F5 Networks Inc. is getting more serious about policy control, seeing it as a way to get more involved with helping mobile operators create new services such as premium access.
The BIG-IP Policy Enforcement Manager (PEM), due to be announced Tuesday, is applicable to any network, but F5 is emphasizing its utility in mobile networks, partly because the company thinks it can tap mobile operators' rising interest in value-added services and in network functions virtualization (NFV).
The fact that Mobile World Congress is coming up might be a factor, too, but there's no doubt policy-based services are important to mobile operators.
Some customers have been adding policy functions to BIG-IP hardware or software by using iRules, F5's scripting language. But these weren't particularly sophisticated policy applications: They comprise things such as lists of URLs that needed special treatment, says Sean Duggan, an F5 director of product management.
So, now, F5 wants to offer more complex policy enforcement as a product, making it an option in the intelligent services framework. That's the general term for F5's combination of services -- including firewalls, domain name services (DNS) and network-address translation (NAT) -- that can be packed onto one platform. It's now also starting to include elements of Service Provider Information Technology (SPIT).

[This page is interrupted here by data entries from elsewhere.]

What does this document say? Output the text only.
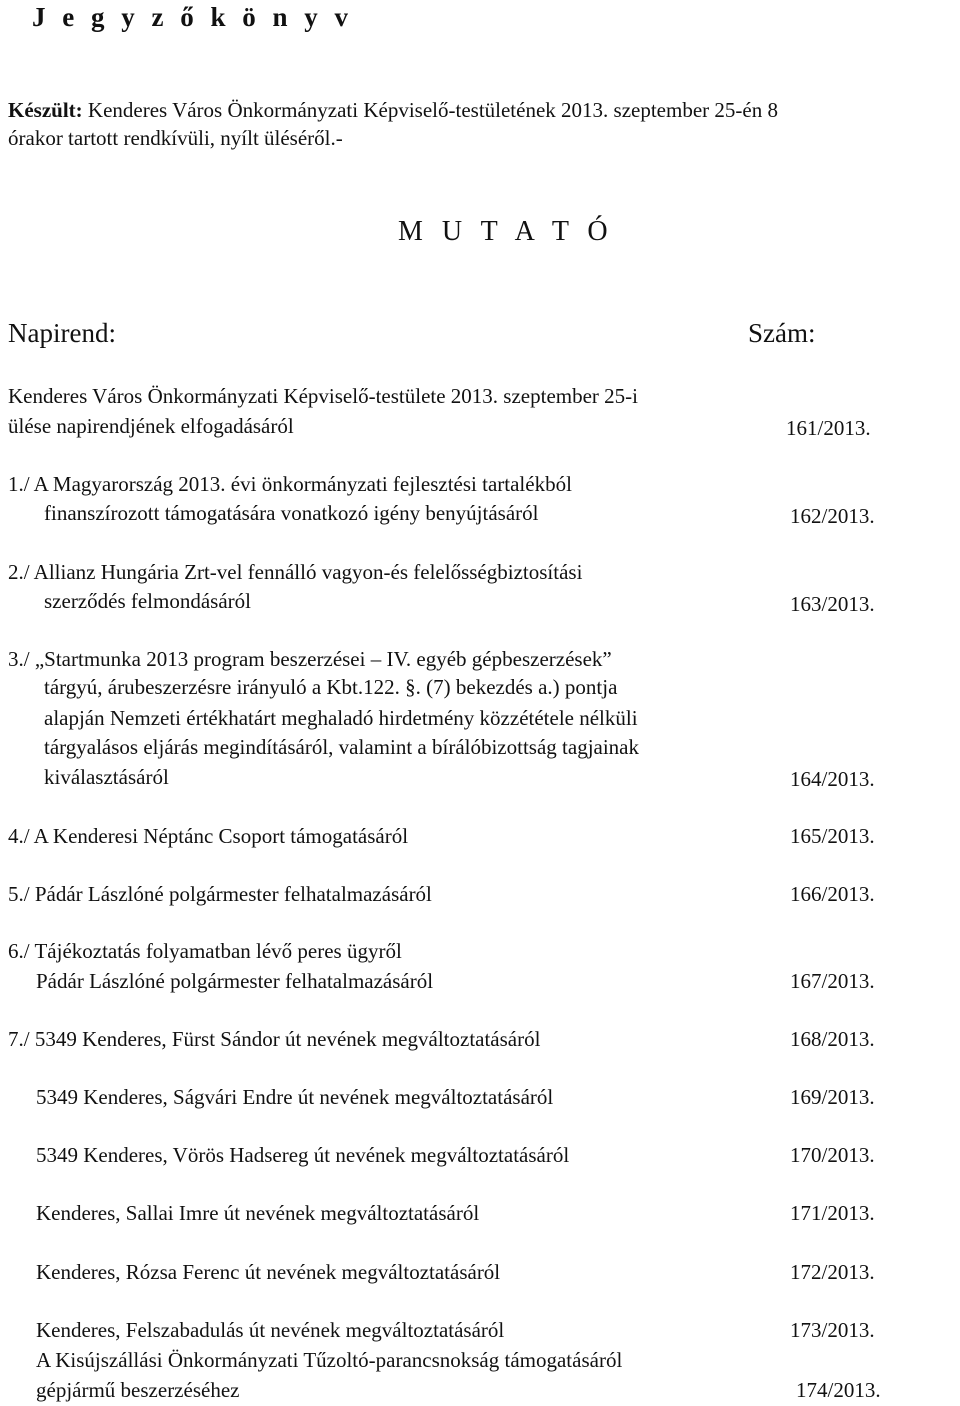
J e g y z ő k ö n y v
Készült: Kenderes Város Önkormányzati Képviselő-testületének 2013. szeptember 25-én 8
órakor tartott rendkívüli, nyílt üléséről.-
M U T A T Ó
Napirend:	Szám:
Kenderes Város Önkormányzati Képviselő-testülete 2013. szeptember 25-i
ülése napirendjének elfogadásáról	161/2013.
1./ A Magyarország 2013. évi önkormányzati fejlesztési tartalékból
finanszírozott támogatására vonatkozó igény benyújtásáról	162/2013.
2./ Allianz Hungária Zrt-vel fennálló vagyon-és felelősségbiztosítási
szerződés felmondásáról	163/2013.
3./ „Startmunka 2013 program beszerzései – IV. egyéb gépbeszerzések”
tárgyú, árubeszerzésre irányuló a Kbt.122. §. (7) bekezdés a.) pontja
alapján Nemzeti értékhatárt meghaladó hirdetmény közzététele nélküli
tárgyalásos eljárás megindításáról, valamint a bírálóbizottság tagjainak
kiválasztásáról	164/2013.
4./ A Kenderesi Néptánc Csoport támogatásáról	165/2013.
5./ Pádár Lászlóné polgármester felhatalmazásáról	166/2013.
6./ Tájékoztatás folyamatban lévő peres ügyről
Pádár Lászlóné polgármester felhatalmazásáról	167/2013.
7./ 5349 Kenderes, Fürst Sándor út nevének megváltoztatásáról	168/2013.
5349 Kenderes, Ságvári Endre út nevének megváltoztatásáról	169/2013.
5349 Kenderes, Vörös Hadsereg út nevének megváltoztatásáról	170/2013.
Kenderes, Sallai Imre út nevének megváltoztatásáról	171/2013.
Kenderes, Rózsa Ferenc út nevének megváltoztatásáról	172/2013.
Kenderes, Felszabadulás út nevének megváltoztatásáról	173/2013.
A Kisújszállási Önkormányzati Tűzoltó-parancsnokság támogatásáról
gépjármű beszerzéséhez	174/2013.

PEM is a Policy and Charging Enforcement Function (PCEF), putting F5 in competition with Allot Communications Ltd., Sandvine Inc. and Cisco Systems Inc.

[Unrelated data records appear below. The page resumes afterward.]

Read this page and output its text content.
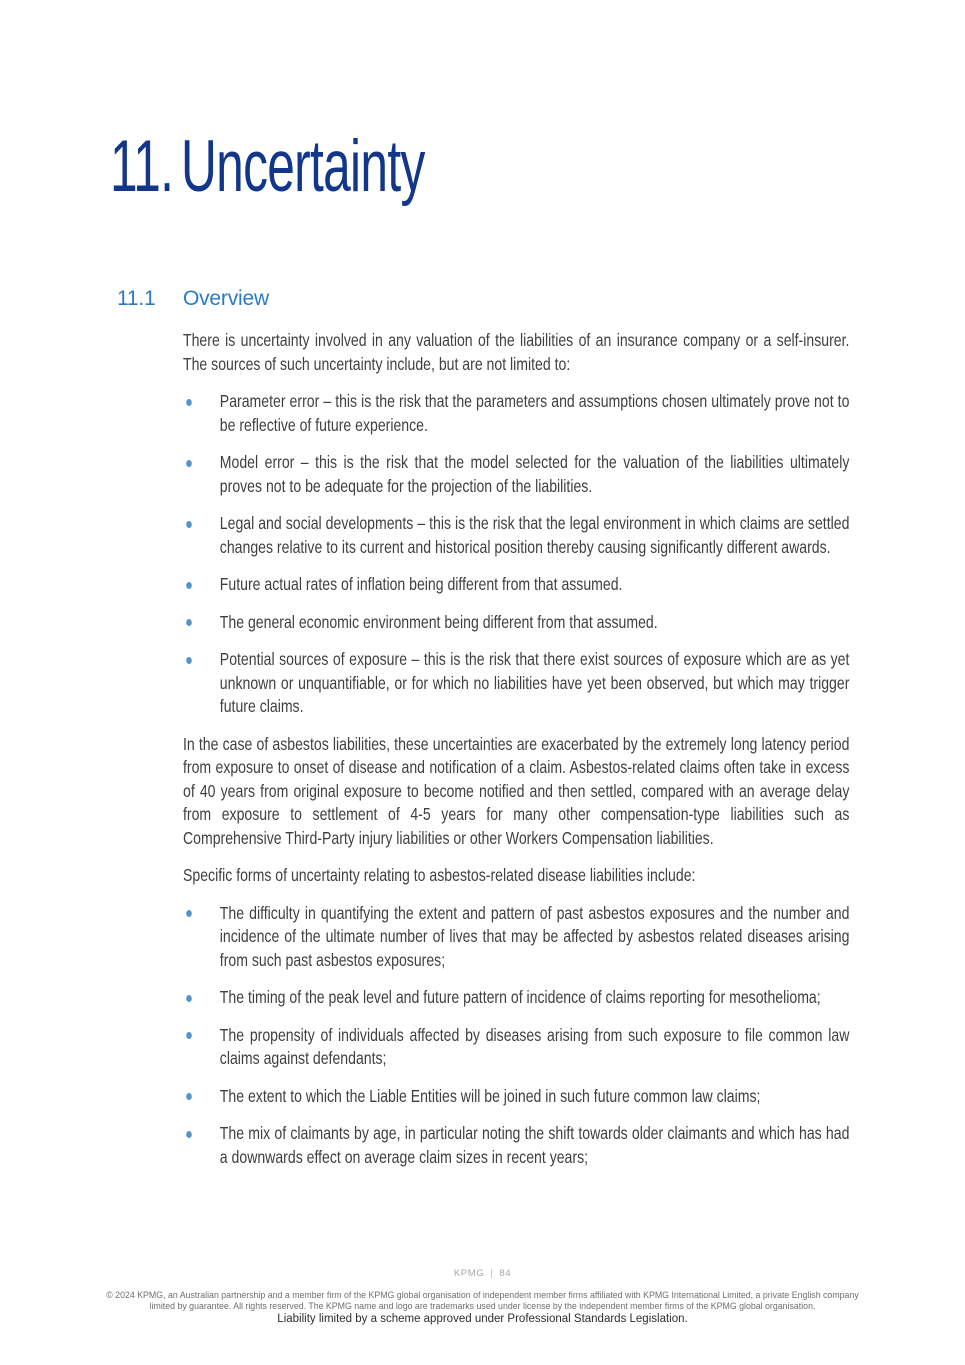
11. Uncertainty
11.1 Overview

There is uncertainty involved in any valuation of the liabilities of an insurance company or a self-insurer. The sources of such uncertainty include, but are not limited to:

Parameter error – this is the risk that the parameters and assumptions chosen ultimately prove not to be reflective of future experience.
Model error – this is the risk that the model selected for the valuation of the liabilities ultimately proves not to be adequate for the projection of the liabilities.
Legal and social developments – this is the risk that the legal environment in which claims are settled changes relative to its current and historical position thereby causing significantly different awards.
Future actual rates of inflation being different from that assumed.
The general economic environment being different from that assumed.
Potential sources of exposure – this is the risk that there exist sources of exposure which are as yet unknown or unquantifiable, or for which no liabilities have yet been observed, but which may trigger future claims.

In the case of asbestos liabilities, these uncertainties are exacerbated by the extremely long latency period from exposure to onset of disease and notification of a claim. Asbestos-related claims often take in excess of 40 years from original exposure to become notified and then settled, compared with an average delay from exposure to settlement of 4-5 years for many other compensation-type liabilities such as Comprehensive Third-Party injury liabilities or other Workers Compensation liabilities.

Specific forms of uncertainty relating to asbestos-related disease liabilities include:

The difficulty in quantifying the extent and pattern of past asbestos exposures and the number and incidence of the ultimate number of lives that may be affected by asbestos related diseases arising from such past asbestos exposures;
The timing of the peak level and future pattern of incidence of claims reporting for mesothelioma;
The propensity of individuals affected by diseases arising from such exposure to file common law claims against defendants;
The extent to which the Liable Entities will be joined in such future common law claims;
The mix of claimants by age, in particular noting the shift towards older claimants and which has had a downwards effect on average claim sizes in recent years;
KPMG | 84
© 2024 KPMG, an Australian partnership and a member firm of the KPMG global organisation of independent member firms affiliated with KPMG International Limited, a private English company limited by guarantee. All rights reserved. The KPMG name and logo are trademarks used under license by the independent member firms of the KPMG global organisation.
Liability limited by a scheme approved under Professional Standards Legislation.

PEM monitors traffic and applies policy accordingly -- making sure a gold-package user gets the promised level of access, for instance. Asked via email whether deep packet inspection (DPI) is involved (a PCEF can involve DPI but doesn't have to), F5 answered indirectly, saying PEM can "identify applications and protocols that are being used in the network," as Product Marketing Manager Misbah Mahmoodi describes it.
A PCEF has to work with a Policy and Charging Rules Function (PCRF), and Mahmoodi points out F5 has completed interoperability testing with other vendors' PCRFs.
Asked whether F5 might offer its own PCRF eventually, Mahmoodi replies that F5 "will continue to leverage its strong partnerships with PCRF vendors in service provider deployments."
So, what would make F5's PCEF any more worthy than those already on the market?
F5 says it can offer PEM to its installed base as a software add-on, rather than adding another box to the network. F5 also points out it can augment PEM with the other capabilities the company already provides. One would be the ability to steer traffic, letting operators offer services without having to send all traffic to the requisite network elements.
Take the example of video optimization. Early architectures have all the traffic going through, say, a video optimizer, even though maybe 6 to 10 percent of the traffic can actually be helped by the video optimizer. F5's framework could siphon that "6-to-10 percent of the traffic that the video optimization system can add value to," Duggan says.
PEM can also tie to network functions virtualization (NFV), because BIG-IP can ask the network to add more processors or memory to a particular task. In other words, it tells an orchestration system to spin up more virtual machines.
In its London technology center, F5 is demonstrating that capability in conjunction with Skyfire Inc., and the company expects to bring that demo to Mobile World Congress. In the demo, PEM notices when video traffic increases, and it tells the orchestration system to generate virtual instances of the Skyfire engine, then withdraw them down when usage decreases.